By Tom Collins
ARTHUR — A Western Ontario pig farm will not be charged after an undercover video was released showing employees thumping, kicking and using an electric prod on the farm’s animals.
Both OMAFRA and the Ontario Society for the Prevention of Cruelty to Animals (OSPCA) have completed their investigations into Crimson Lane Farms at Arthur in Wellington County. The OSPCA did have a list of corrective actions and has been working with the farm on those actions since August. The OSPCA would not say what those corrective actions were.
The video was released by Last Chance for Animals, a Los Angeles-based animal rights group opposed to using animals for food and clothing production, scientific experiment and education. The undercover employee recorded the video from December, 2015 to February, 2016. CTV News Kitchener aired the story in early November in a three-part series.
The second-generation farrow-to-wean farm was switching from stalls to group housing — part of the pig code requirements by 2024 — at the time the video was shot. The farm has 1,600 sows and delivers 900 piglets a week.
Ontario Pork veterinarian Mike DeGroot went with the OSPCA to the farm to investigate. He said that what he saw on the farm was completely different from what the video showed.
“The video does not show what the farm is really like from my two visits to the farm,” DeGroot told Farmers Forum. “Some of the images are disturbing. But when you go and do a walkthrough of the barn, it’s like night and day.”
One part of the video showed an employee using an electric prod twice to get a pig to move. DeGroot said electric prods should be used only as a last resort, and other methods, such as pig boards and paddles, should be tried first.
“They shouldn’t be used routinely and ideally, not at all,” he said. “They are allowed as a last resort on a farm. Even then, you don’t want to use it excessively. It would be one prod to get it to move.”
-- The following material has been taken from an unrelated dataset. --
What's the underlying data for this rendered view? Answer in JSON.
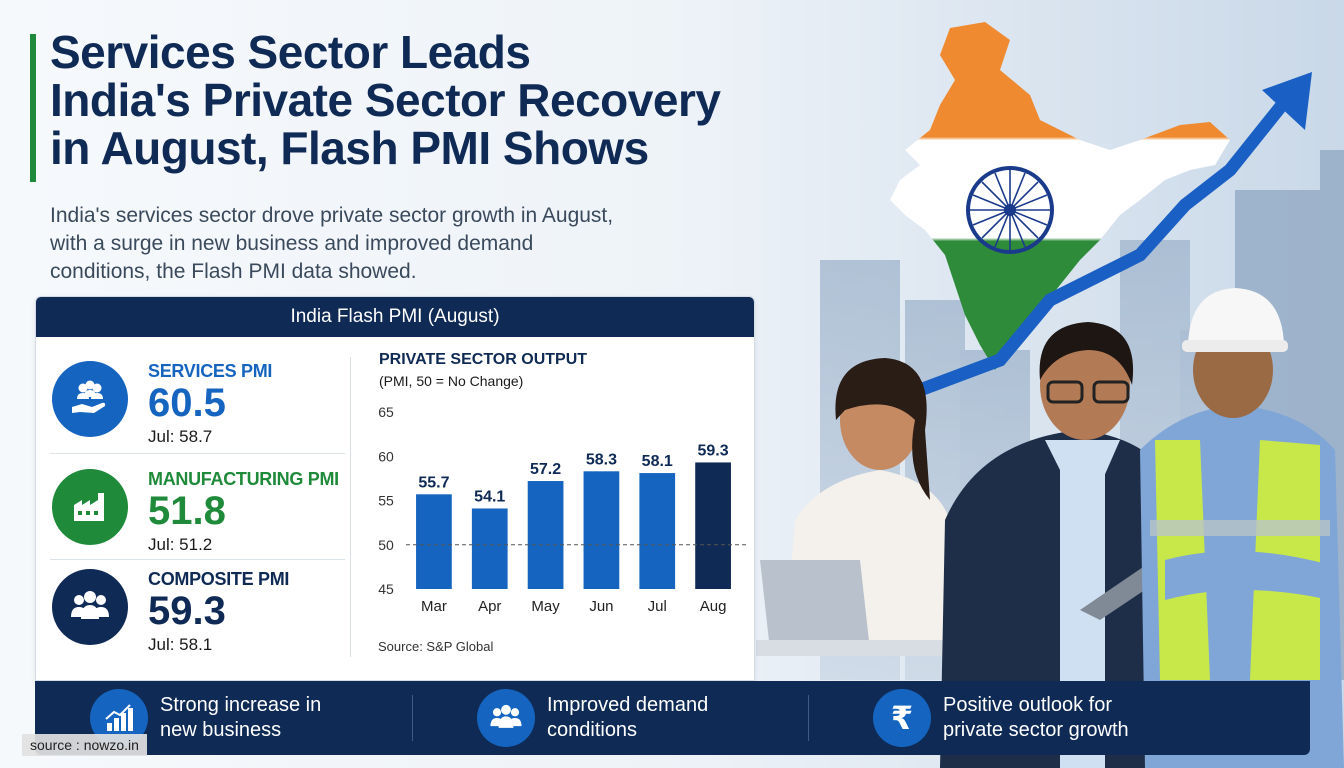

The video also showed pigs with large rectal prolapse, which is when the rectum pushes out from the body. The video voiceover said the prolapses were there for days and kept growing. DeGroot said a prolapse is something that should be taken care of right away. When the procedure to fix the prolapse is finished, the extra tissue is tied off and eventually falls off, which is what is seen in the video. In some cases it may be better to cut off the extra tissue, DeGroot said.
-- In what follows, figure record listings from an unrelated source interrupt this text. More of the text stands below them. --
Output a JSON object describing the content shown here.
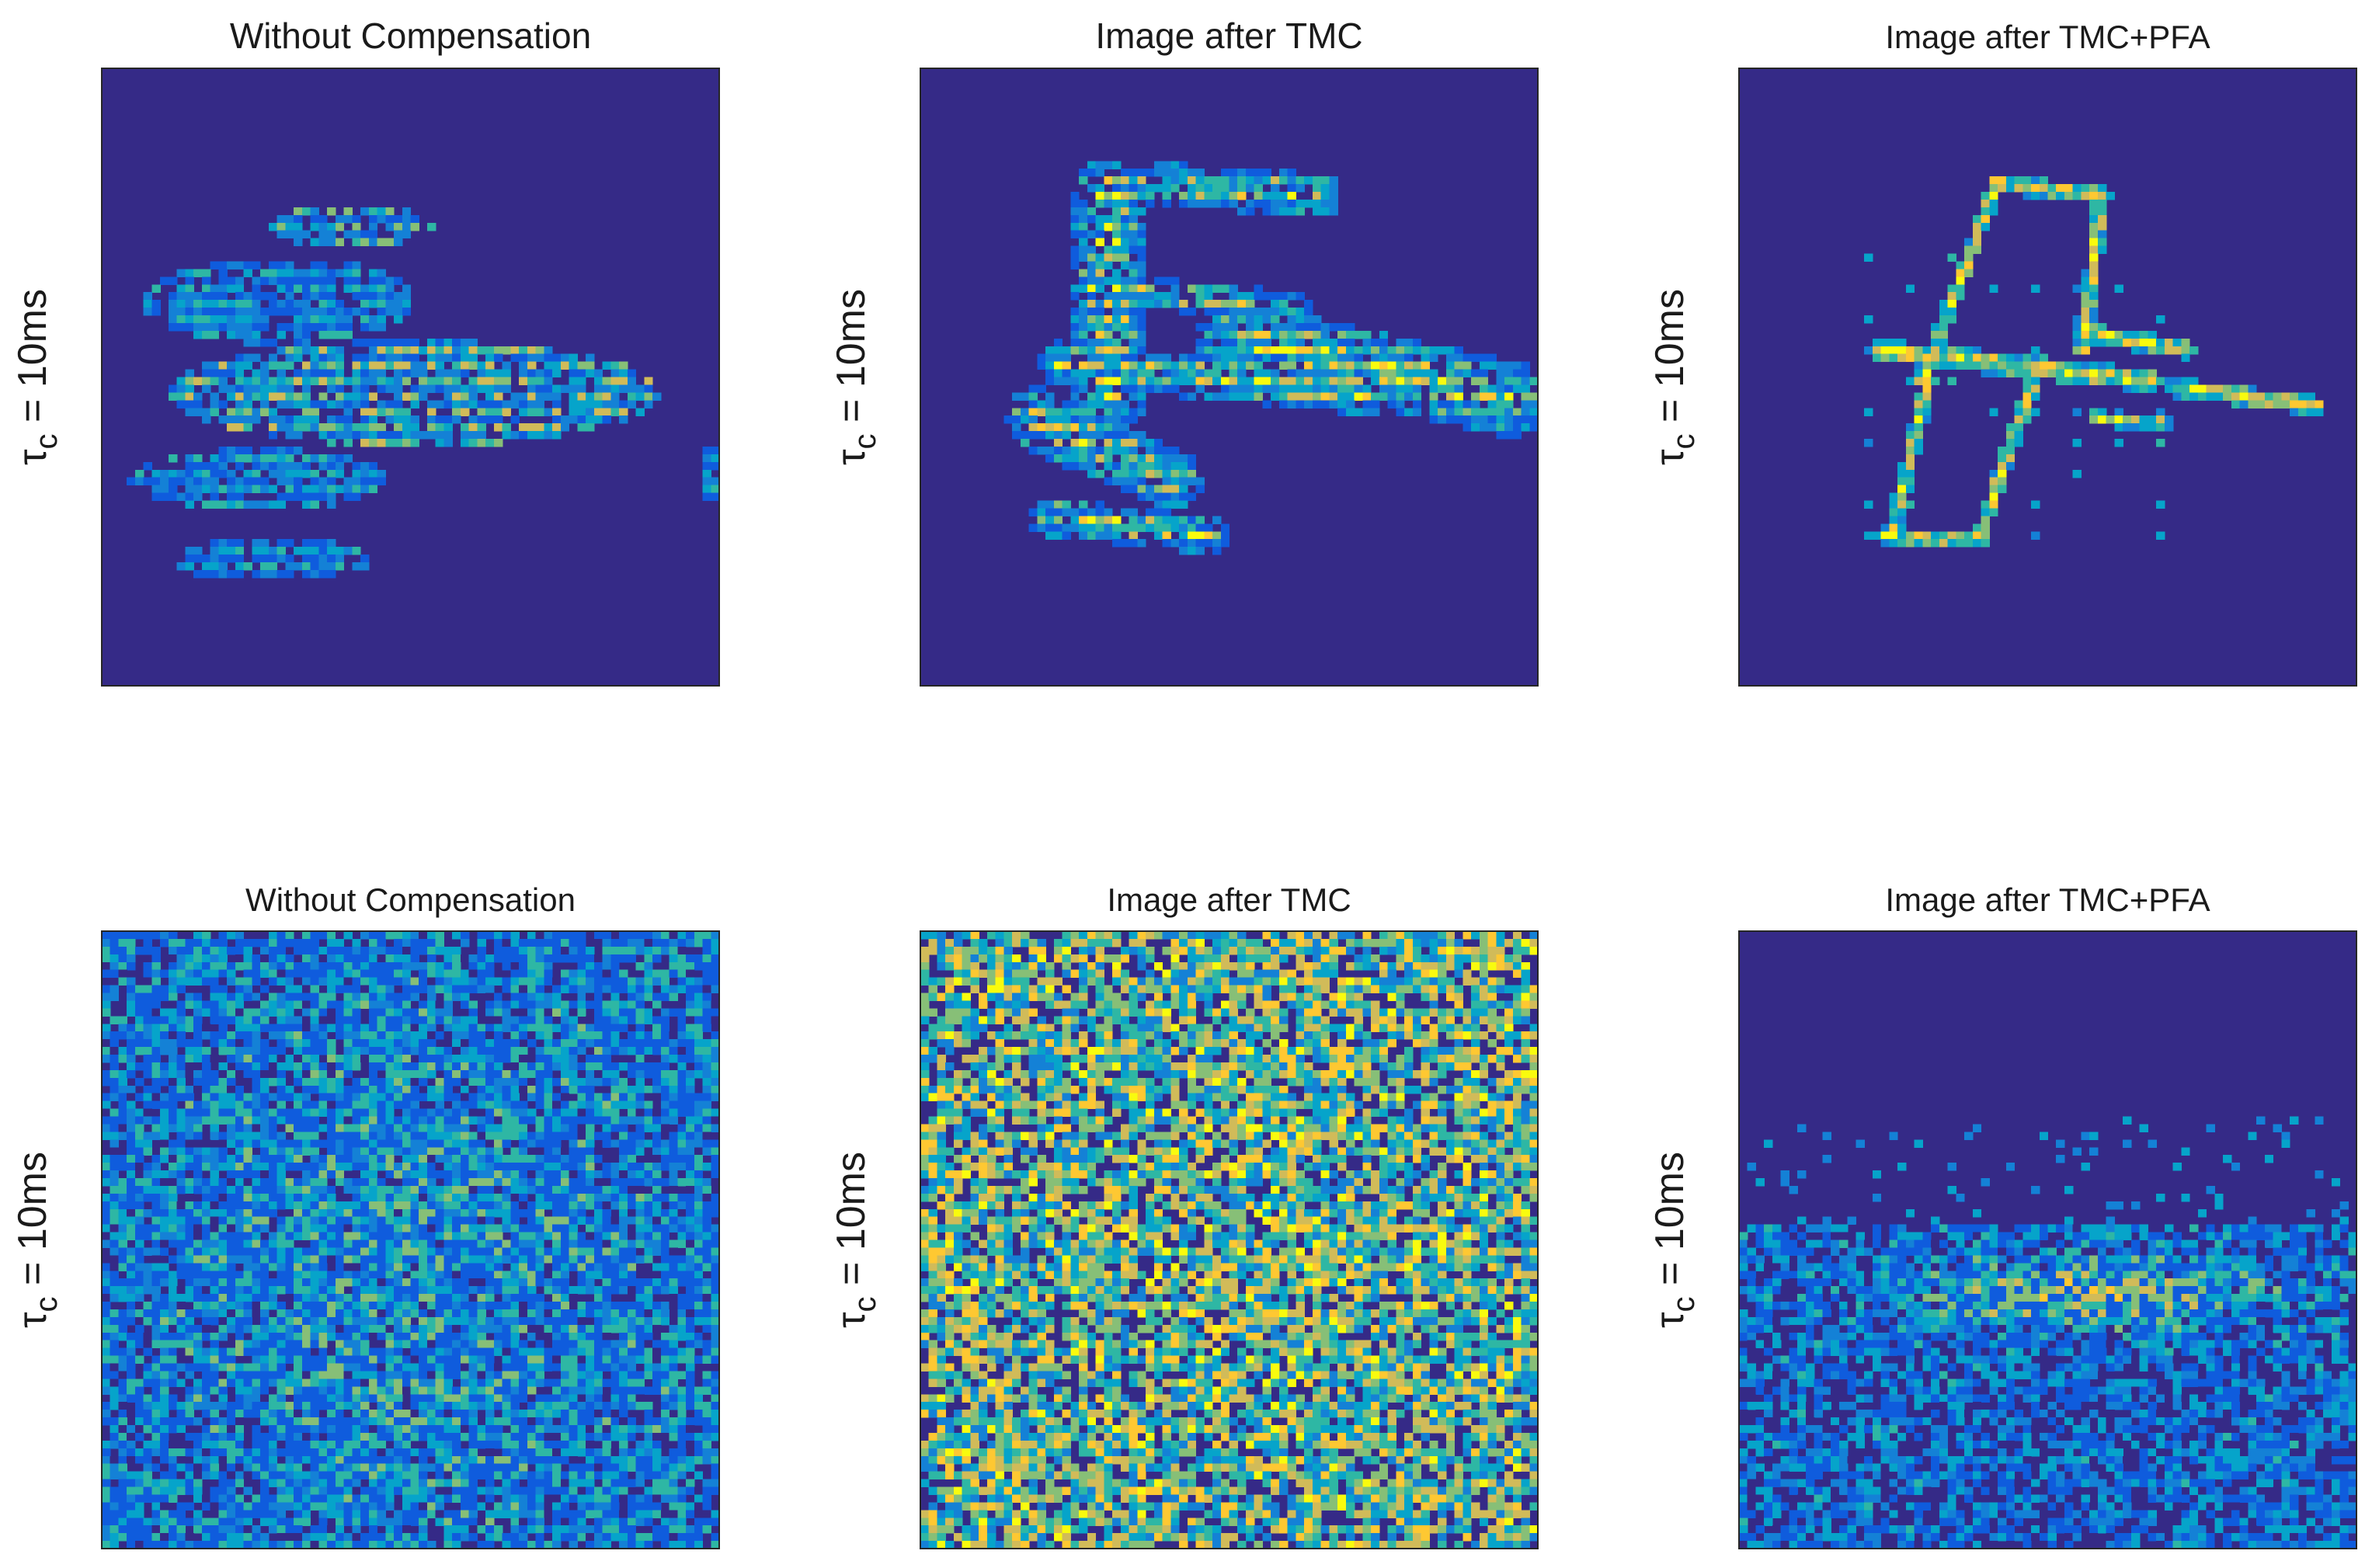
{
  "figure": {
    "colormap": "parula",
    "background_color": "#352A87",
    "colorscale": [
      "#352A87",
      "#0F5CDD",
      "#1481D6",
      "#06A4CA",
      "#2EB7A4",
      "#87BF77",
      "#D1BB59",
      "#FEC832",
      "#F9FB0E"
    ]
  },
  "chart_data": [
    {
      "type": "heatmap",
      "row": 1,
      "col": 1,
      "title": "Without Compensation",
      "ylabel": {
        "symbol": "τ",
        "subscript": "c",
        "rest": " = 10ms"
      },
      "content": "aircraft-image-defocused",
      "axis_ticks": "none"
    },
    {
      "type": "heatmap",
      "row": 1,
      "col": 2,
      "title": "Image after TMC",
      "ylabel": {
        "symbol": "τ",
        "subscript": "c",
        "rest": " = 10ms"
      },
      "content": "aircraft-image-partially-focused",
      "axis_ticks": "none"
    },
    {
      "type": "heatmap",
      "row": 1,
      "col": 3,
      "title": "Image after TMC+PFA",
      "ylabel": {
        "symbol": "τ",
        "subscript": "c",
        "rest": " = 10ms"
      },
      "content": "aircraft-image-focused",
      "axis_ticks": "none"
    },
    {
      "type": "heatmap",
      "row": 2,
      "col": 1,
      "title": "Without Compensation",
      "ylabel": {
        "symbol": "τ",
        "subscript": "c",
        "rest": " = 10ms"
      },
      "content": "noise-dominated",
      "axis_ticks": "none"
    },
    {
      "type": "heatmap",
      "row": 2,
      "col": 2,
      "title": "Image after TMC",
      "ylabel": {
        "symbol": "τ",
        "subscript": "c",
        "rest": " = 10ms"
      },
      "content": "noise-dominated-strong",
      "axis_ticks": "none"
    },
    {
      "type": "heatmap",
      "row": 2,
      "col": 3,
      "title": "Image after TMC+PFA",
      "ylabel": {
        "symbol": "τ",
        "subscript": "c",
        "rest": " = 10ms"
      },
      "content": "noise-lower-band",
      "axis_ticks": "none"
    }
  ]
}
The video also showed thumping, called blunt force trauma in the official code of practice, which involves slamming the top of the head of a three-week-or-younger dying or severely ill piglet onto a hard, flat surface. Blunt force trauma could also involve a firm blow with an object to the head. Both are acceptable industry practices.
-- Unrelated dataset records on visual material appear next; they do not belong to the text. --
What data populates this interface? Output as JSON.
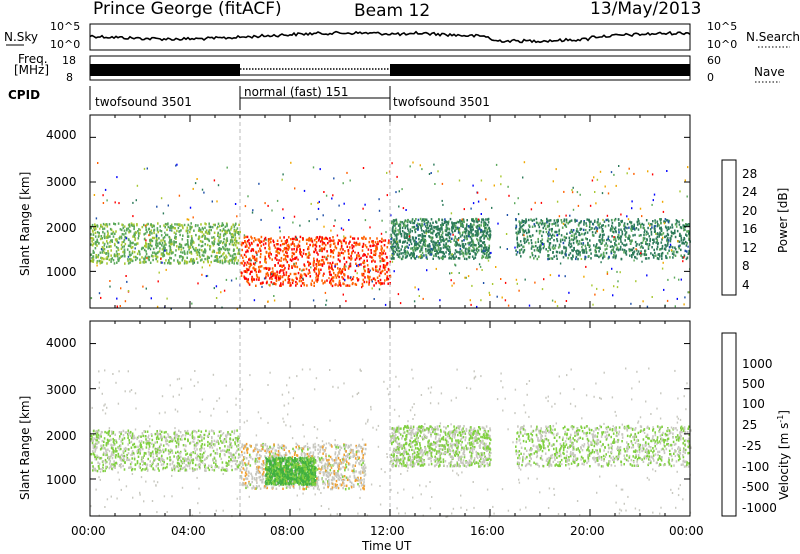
{
  "header": {
    "title": "Prince George (fitACF)",
    "beam": "Beam 12",
    "date": "13/May/2013"
  },
  "noise_panel": {
    "left_label": "N.Sky",
    "right_label": "N.Search",
    "left_ticks": [
      "10^5",
      "10^0"
    ],
    "right_ticks": [
      "10^5",
      "10^0"
    ]
  },
  "freq_panel": {
    "left_label_1": "Freq.",
    "left_label_2": "[MHz]",
    "right_label": "Nave",
    "left_ticks": [
      "18",
      "8"
    ],
    "right_ticks": [
      "60",
      "0"
    ]
  },
  "cpid": {
    "label": "CPID",
    "segments": [
      {
        "name": "twofsound 3501",
        "start_ut": 0,
        "end_ut": 6
      },
      {
        "name": "normal (fast) 151",
        "start_ut": 6,
        "end_ut": 12
      },
      {
        "name": "twofsound 3501",
        "start_ut": 12,
        "end_ut": 24
      }
    ]
  },
  "power_panel": {
    "ylabel": "Slant Range [km]",
    "yticks": [
      "4000",
      "3000",
      "2000",
      "1000"
    ],
    "colorbar_label": "Power [dB]",
    "colorbar_ticks": [
      "28",
      "24",
      "20",
      "16",
      "12",
      "8",
      "4"
    ],
    "colors": [
      "#0000ff",
      "#1e4fa8",
      "#2c7a5a",
      "#5aa85a",
      "#a8c832",
      "#f0a800",
      "#ff6000",
      "#ff0000"
    ]
  },
  "velocity_panel": {
    "ylabel": "Slant Range [km]",
    "yticks": [
      "4000",
      "3000",
      "2000",
      "1000"
    ],
    "colorbar_label": "Velocity [m s",
    "colorbar_sup": "-1",
    "colorbar_suffix": "]",
    "colorbar_ticks": [
      "1000",
      "500",
      "100",
      "25",
      "-25",
      "-100",
      "-500",
      "-1000"
    ],
    "colors": [
      "#2040c0",
      "#208070",
      "#40b040",
      "#80d040",
      "#c8c8c0",
      "#f0a030",
      "#ff6000",
      "#ff0000"
    ]
  },
  "xaxis": {
    "label": "Time UT",
    "ticks": [
      "00:00",
      "04:00",
      "08:00",
      "12:00",
      "16:00",
      "20:00",
      "00:00"
    ]
  },
  "chart_data": [
    {
      "type": "heatmap",
      "title": "Prince George (fitACF)",
      "xlabel": "Time UT",
      "ylabel": "Slant Range [km]",
      "xlim": [
        0,
        24
      ],
      "ylim": [
        180,
        4500
      ],
      "quantity": "Power [dB]",
      "zlim": [
        0,
        30
      ],
      "bands": [
        {
          "x": [
            0,
            6
          ],
          "y": [
            1200,
            2100
          ],
          "z": 14
        },
        {
          "x": [
            6,
            12
          ],
          "y": [
            700,
            1800
          ],
          "z": 26
        },
        {
          "x": [
            12,
            16
          ],
          "y": [
            1300,
            2200
          ],
          "z": 10
        },
        {
          "x": [
            17,
            24
          ],
          "y": [
            1300,
            2200
          ],
          "z": 10
        }
      ]
    },
    {
      "type": "heatmap",
      "title": "",
      "xlabel": "Time UT",
      "ylabel": "Slant Range [km]",
      "xlim": [
        0,
        24
      ],
      "ylim": [
        180,
        4500
      ],
      "quantity": "Velocity [m s^-1]",
      "zlim": [
        -1000,
        1000
      ],
      "bands": [
        {
          "x": [
            0,
            6
          ],
          "y": [
            1200,
            2100
          ],
          "z": 0
        },
        {
          "x": [
            6,
            11
          ],
          "y": [
            800,
            1800
          ],
          "z": 150
        },
        {
          "x": [
            7,
            9
          ],
          "y": [
            900,
            1500
          ],
          "z": -300
        },
        {
          "x": [
            12,
            16
          ],
          "y": [
            1300,
            2200
          ],
          "z": 0
        },
        {
          "x": [
            17,
            24
          ],
          "y": [
            1300,
            2200
          ],
          "z": 0
        }
      ]
    }
  ]
}
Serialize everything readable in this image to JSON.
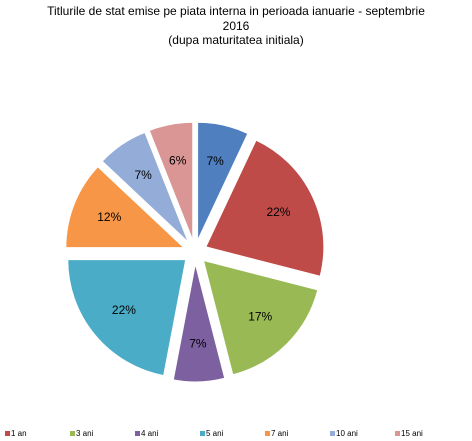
{
  "chart_data": {
    "type": "pie",
    "title": [
      "Titlurile de stat  emise pe piata interna  in perioada ianuarie - septembrie",
      "2016",
      "(dupa maturitatea initiala)"
    ],
    "categories": [
      null,
      "1 an",
      "3 ani",
      "4 ani",
      "5 ani",
      "7 ani",
      "10 ani",
      "15 ani"
    ],
    "values": [
      7,
      22,
      17,
      7,
      22,
      12,
      7,
      6
    ],
    "value_labels": [
      "7%",
      "22%",
      "17%",
      "7%",
      "22%",
      "12%",
      "7%",
      "6%"
    ],
    "colors": [
      "#4f7fbf",
      "#be4b48",
      "#98b954",
      "#7d60a0",
      "#4aacc6",
      "#f79646",
      "#94acd8",
      "#d99694"
    ]
  }
}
When done properly, loss of consciousness is immediate. The piglet’s body becomes extremely tense after the initial blow, followed by gradual relaxation. That stage is followed by involuntary kicking and death. If there’s doubt that the piglet is dead, the blow can be repeated. If a second blow is necessary, Ontario Pork recommends using a hard object. However, the video showed an employee improperly thumping and the piglet wiggling on the ground.
“Obviously you want to do it properly,” said Ontario Pork communications manager Mary Jane Quinn. “You don’t want to keep doing it.”
Crimson Lane Farms owner Ed Bosman told CTV News Kitchener that he takes full responsibility for the his employees failing to properly follow the code of practice.
The video was originally given to CBC, but the network decided not to run the story.
“We felt this was a compelling look inside farming with material from both the animal rights group and the farmer,” CTV Kitchener news director Kristin Weaver told Farmers Forum. “And because we had both parties participating, we felt it was a unique view for our viewers. We do think this story had a great deal of value for our viewers.”